PTs could become complacent.
It’s a spicy take, but hear me out: if rehab therapists get a little too used to having all the answers right at their fingertips, we run the risk of allowing our clinical knowledge to get rusty as those muscles don’t get used as often. That’s not just speculative, either; one study from 2020 shows humans get complacent when working alongside an AI.
On the other hand, recent history suggests that we may get complacent about some things that have been replaced by technology, it opens up the opportunity to explore and store knowledge about other things. After all, how many phone numbers do you actually know by heart these days? So provided that clinicians are handing off rote tasks to AI while maintaining their expertise in areas that machines can’t replicate, it may not prove as much of a concern
AI might be faster than its human counterpart in some areas of pattern recognition or data analysis, but during these early stages of development, it may not always be right. So if providers rely too heavily on AI-generated output without providing oversight and using their clinical judgment, there’s a tremendous risk of diminishing our quality of care. AI-generated predictions or recommendations still require human input to consider comorbidities and other mitigating factors to arrive at the correct plan of care.

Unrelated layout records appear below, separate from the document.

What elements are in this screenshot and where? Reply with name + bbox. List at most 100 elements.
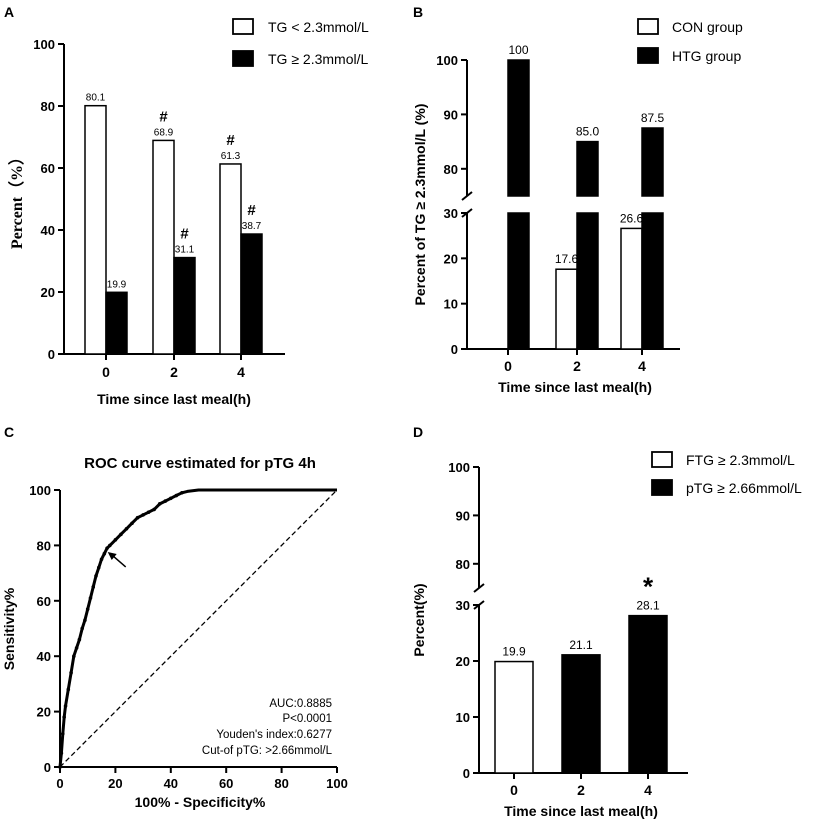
x-tick-label: 0: [510, 782, 518, 798]
y-tick-label: 10: [444, 297, 458, 312]
bar-htg-group: [641, 212, 664, 350]
y-tick-label: 0: [44, 760, 51, 775]
roc-point: [130, 521, 134, 526]
x-tick-label: 0: [56, 776, 63, 791]
legend-swatch: [651, 451, 673, 468]
roc-point: [169, 496, 173, 501]
legend-label: HTG group: [672, 48, 741, 64]
y-tick-label: 100: [448, 460, 470, 475]
bar-tg-low: [219, 163, 242, 355]
roc-point: [58, 765, 62, 769]
y-tick-label: 100: [29, 483, 51, 498]
significance-mark: #: [226, 132, 235, 149]
data-label: 26.6: [620, 211, 644, 225]
data-label: 61.3: [221, 151, 241, 162]
roc-point: [60, 731, 65, 736]
bar-htg-group: [507, 212, 530, 350]
x-tick-label: 0: [102, 364, 110, 380]
roc-point: [74, 646, 79, 650]
y-tick-label: 40: [41, 223, 55, 238]
y-tick-label: 20: [41, 285, 55, 300]
roc-point: [105, 546, 109, 550]
x-axis-label: 100% - Specificity%: [135, 794, 266, 810]
roc-point: [91, 585, 96, 589]
significance-mark: #: [180, 226, 189, 243]
roc-point: [69, 671, 73, 675]
roc-point: [124, 526, 129, 531]
y-tick-label: 100: [436, 53, 458, 68]
y-tick-label: 100: [33, 37, 55, 52]
y-tick-label: 60: [37, 594, 51, 609]
roc-point: [85, 607, 90, 611]
y-tick-label: 0: [48, 347, 55, 362]
x-tick-label: 20: [108, 776, 122, 791]
legend-swatch: [651, 479, 673, 496]
data-label: 19.9: [107, 279, 127, 290]
roc-point: [63, 704, 68, 708]
chart-title: ROC curve estimated for pTG 4h: [84, 455, 316, 472]
x-tick-label: 2: [170, 364, 178, 380]
y-tick-label: 20: [444, 251, 458, 266]
bar-ptg: [628, 614, 668, 774]
roc-point: [141, 513, 145, 517]
y-tick-label: 80: [41, 99, 55, 114]
stat-annotation: P<0.0001: [282, 713, 332, 725]
roc-point: [99, 557, 104, 562]
panel-label-d: D: [413, 424, 423, 440]
y-tick-label: 0: [451, 342, 458, 357]
axis-break-mark: [461, 191, 473, 201]
x-tick-label: 60: [219, 776, 233, 791]
bar-htg-group: [507, 59, 530, 197]
significance-mark: #: [247, 202, 256, 219]
panel-d-chart: 0 10 20 30 80 90 100 Percent(%) 0 2 4 Time since la…: [411, 451, 802, 819]
bar-tg-high: [173, 256, 196, 355]
y-tick-label: 0: [463, 766, 470, 781]
data-label: 19.9: [502, 645, 526, 659]
roc-point: [62, 715, 66, 719]
roc-point: [180, 490, 184, 495]
y-tick-label: 20: [456, 654, 470, 669]
stat-annotation: Youden's index:0.6277: [216, 729, 332, 741]
legend-label: TG < 2.3mmol/L: [268, 19, 369, 35]
y-axis-label: Percent(%): [411, 583, 427, 656]
y-tick-label: 80: [456, 557, 470, 572]
data-label: 68.9: [154, 127, 174, 138]
data-label: 38.7: [242, 221, 262, 232]
y-tick-label: 10: [456, 710, 470, 725]
data-label: 100: [508, 43, 528, 57]
roc-point: [59, 751, 64, 755]
stat-annotation: Cut-of pTG: >2.66mmol/L: [202, 745, 333, 757]
legend-label: TG ≥ 2.3mmol/L: [268, 51, 368, 67]
y-tick-label: 30: [444, 206, 458, 221]
bar-tg-low: [152, 139, 175, 355]
roc-point: [163, 499, 168, 503]
roc-point: [83, 618, 87, 622]
y-tick-label: 20: [37, 705, 51, 720]
panel-a-chart: 0 20 40 60 80 100 Percent（%） 0 80.1 19.9 2 68.9 #31.…: [8, 18, 369, 407]
y-tick-label: 30: [456, 598, 470, 613]
axis-break-mark: [473, 583, 485, 593]
roc-point: [72, 654, 76, 658]
stat-annotation: AUC:0.8885: [269, 698, 332, 710]
x-axis-label: Time since last meal(h): [498, 379, 652, 395]
data-label: 85.0: [576, 125, 600, 139]
bar-ptg: [561, 654, 601, 774]
bar-htg-group: [641, 127, 664, 197]
x-tick-label: 2: [577, 782, 585, 798]
legend-label: pTG ≥ 2.66mmol/L: [686, 480, 802, 496]
bar-tg-low: [84, 104, 107, 355]
roc-point: [88, 596, 93, 600]
roc-point: [77, 637, 82, 642]
roc-point: [113, 538, 118, 542]
x-tick-label: 4: [644, 782, 652, 798]
y-tick-label: 60: [41, 161, 55, 176]
bar-ftg: [494, 660, 534, 774]
panel-label-b: B: [413, 4, 423, 20]
data-label: 21.1: [569, 638, 593, 652]
significance-mark: #: [159, 108, 168, 125]
data-label: 28.1: [636, 599, 660, 613]
x-tick-label: 80: [274, 776, 288, 791]
legend-swatch: [637, 47, 659, 64]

While there are certainly some challenges to the early adoption of AI, the genie is out of the bottle, and it’s not going back in. It will be a tool to be utilized to enhance our clinical decision-making, improve the standardization of care and relieve the administrative burden of clinicians and clinic staff. Getting there, however, will require rehab therapists to overcome their fears of being replaced or at least marginalized. David Elton, VP of Musculoskeletal Research and Development at UnitedHealth Group, captured that sentiment when he remarked on the State of Rehab Therapy report that “While there is some potential to improve administrative inefficiencies or improve therapists’ clinical knowledge and skill with AI and VR, respectively, there is the risk of losing the deeply personal, hands-on care highly valued by patients.”
I understand the concern that many clinicians feel about AI, but I think we should be confident that AI can never replicate what we do as clinicians but perhaps enhance our ability to treat more patients and improve the efficiency of our practices. That’s why I think AI is best-suited as our co-pilot in treatment—and like any new addition to the team, there will be a learning curve that requires some extra vigilance on the part of seasoned clinicians.